Penggunaan mic hingga 3 buah disinyalir sebagai cara Gibran untuk bisa menerima arahan dari timnya sehingga dia bisa lancar pada saat berbicara. Namun tuduhan ini dibantah oleh Ketua KPU Hasyim Asyari. Dia mengajak Roy untuk membuktikan. Bahkan Hasyim menilai Roy sebagai tukang fitnah.
Perkara pretelan yang tidak substantif ini juga terjadi pada Muhaimin dan Mahfud MD. Masing-masing pendukung menguras energinya hanya untuk mencari kekurangan dan kesalahan lawan. Dua puluh satu daftar program Mahfud MD yang dianggap garing misalnya.
Atau komentar atas pengakuan jujur Muhaimin yang tidak mengetahui maksud pertanyaan Gibran ketika menanyakan tentang sikap Muhaimin dalam menghadapi SGEI. Sebuah singkatan yang dianggap kurang familiar. Juga pertanyaan Gibran pada Mahfud MD tentang regulasi carbon capture storage yang membuat Mahfud MD seperti bersilat lidah.
Debat yang mestinya fokus pada substansi yang dapat menjadi daya pikat untuk mendukung sang calon, berubah menjadi debat kusir tiada berujung diantara para pendukung masing-masing. Boro-boro bisa mengubah dukungan karena menariknya program, malah masing-masing menyajikan narasi pembenar atas kekurangan sang calon pujaan.
Bila pun debat tidak akan berpengaruh terhadap pilihan para pemilik suara, sejatinya ada ceruk yang menjadi segmen untuk menggalang dukungan.
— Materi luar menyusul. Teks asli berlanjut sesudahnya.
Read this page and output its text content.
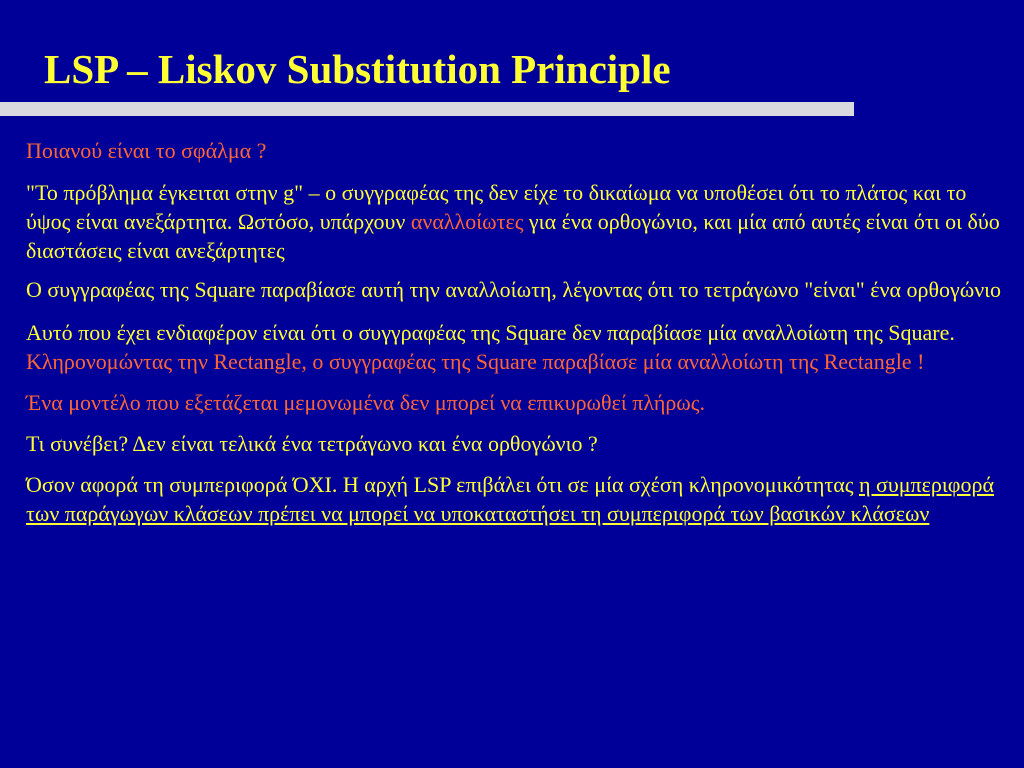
LSP – Liskov Substitution Principle

Ποιανού είναι το σφάλμα ?

"Το πρόβλημα έγκειται στην g" – ο συγγραφέας της δεν είχε το δικαίωμα να υποθέσει ότι το πλάτος και το ύψος είναι ανεξάρτητα. Ωστόσο, υπάρχουν αναλλοίωτες για ένα ορθογώνιο, και μία από αυτές είναι ότι οι δύο διαστάσεις είναι ανεξάρτητες

Ο συγγραφέας της Square παραβίασε αυτή την αναλλοίωτη, λέγοντας ότι το τετράγωνο "είναι" ένα ορθογώνιο

Αυτό που έχει ενδιαφέρον είναι ότι ο συγγραφέας της Square δεν παραβίασε μία αναλλοίωτη της Square. Κληρονομώντας την Rectangle, ο συγγραφέας της Square παραβίασε μία αναλλοίωτη της Rectangle !

Ένα μοντέλο που εξετάζεται μεμονωμένα δεν μπορεί να επικυρωθεί πλήρως.

Τι συνέβει? Δεν είναι τελικά ένα τετράγωνο και ένα ορθογώνιο ?

Όσον αφορά τη συμπεριφορά ΌΧΙ. Η αρχή LSP επιβάλει ότι σε μία σχέση κληρονομικότητας η συμπεριφορά των παράγωγων κλάσεων πρέπει να μπορεί να υποκαταστήσει τη συμπεριφορά των βασικών κλάσεων
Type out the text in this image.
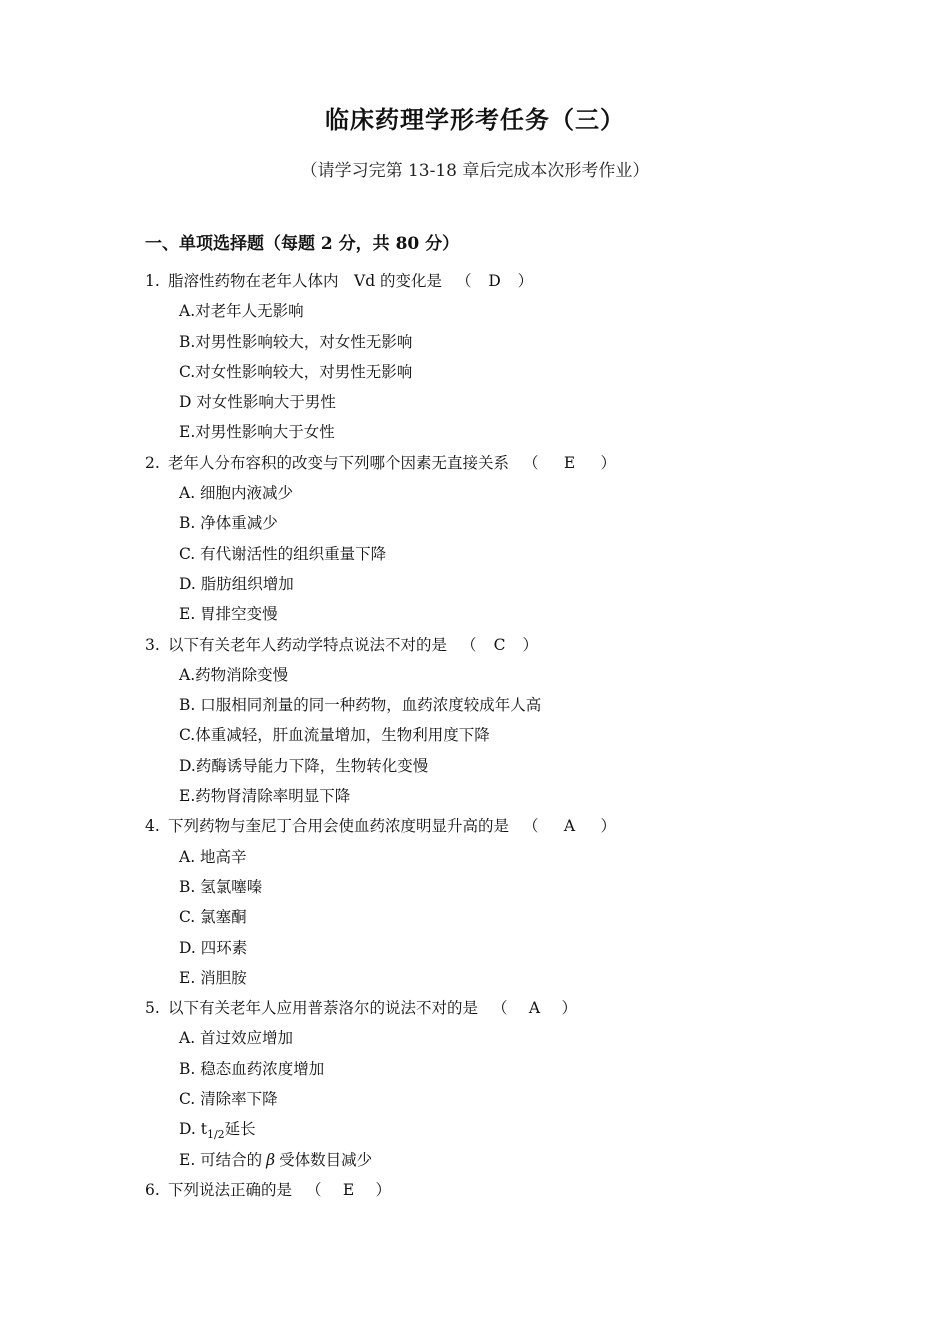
临床药理学形考任务（三）
（请学习完第 13-18 章后完成本次形考作业）
一、单项选择题（每题 2 分，共 80 分）
1. 脂溶性药物在老年人体内　Vd 的变化是 （ D ）
A.对老年人无影响
B.对男性影响较大，对女性无影响
C.对女性影响较大，对男性无影响
D 对女性影响大于男性
E.对男性影响大于女性
2. 老年人分布容积的改变与下列哪个因素无直接关系 （ E ）
A. 细胞内液减少
B. 净体重减少
C. 有代谢活性的组织重量下降
D. 脂肪组织增加
E. 胃排空变慢
3. 以下有关老年人药动学特点说法不对的是 （ C ）
A.药物消除变慢
B. 口服相同剂量的同一种药物，血药浓度较成年人高
C.体重减轻，肝血流量增加，生物利用度下降
D.药酶诱导能力下降，生物转化变慢
E.药物肾清除率明显下降
4. 下列药物与奎尼丁合用会使血药浓度明显升高的是 （ A ）
A. 地高辛
B. 氢氯噻嗪
C. 氯塞酮
D. 四环素
E. 消胆胺
5. 以下有关老年人应用普萘洛尔的说法不对的是 （ A ）
A. 首过效应增加
B. 稳态血药浓度增加
C. 清除率下降
D. $t_{1/2}$延长
E. 可结合的 β 受体数目减少
6. 下列说法正确的是 （ E ）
Mereka ini merupakan kalangan floating mass yang belum menentukan pilihan. Perlu diingat, floating mass ini rerata merupakan kalangan menengah dan terdidik.
Mereka belum menentukan pilihan sembari waiting and see. Karena kalangan ini memiliki alasan rasional saat menjatuhkan pilihan, maka baik sang calon maupun tim relawan serta para pendukung mesti memiliki daya pikat yang bisa menarik mereka untuk bergabung.
Bisa jadi mereka berniat mendukung calon Presiden tertentu karena sang calon berhasil meyakinkan dengan menawarkan program yang rasional dan terukur. Tapi kadang niat itu urung tersebab perilaku para pendukung yang norak. Seperti kerap berbagi hoax dan ujaran kebencian.
Atau ulah para pendukung yang begitu masif menarasikan kekurangan dan kelemahan calon lain, sehingga abai bahkan lupa dengan keunggulan dan kelebihan calon yang didukung. Bagi kalangan floating mass ini, cara begitu bisa mengubah niat untuk menaruh simpati yang bisa menuai sebaliknya, antipati.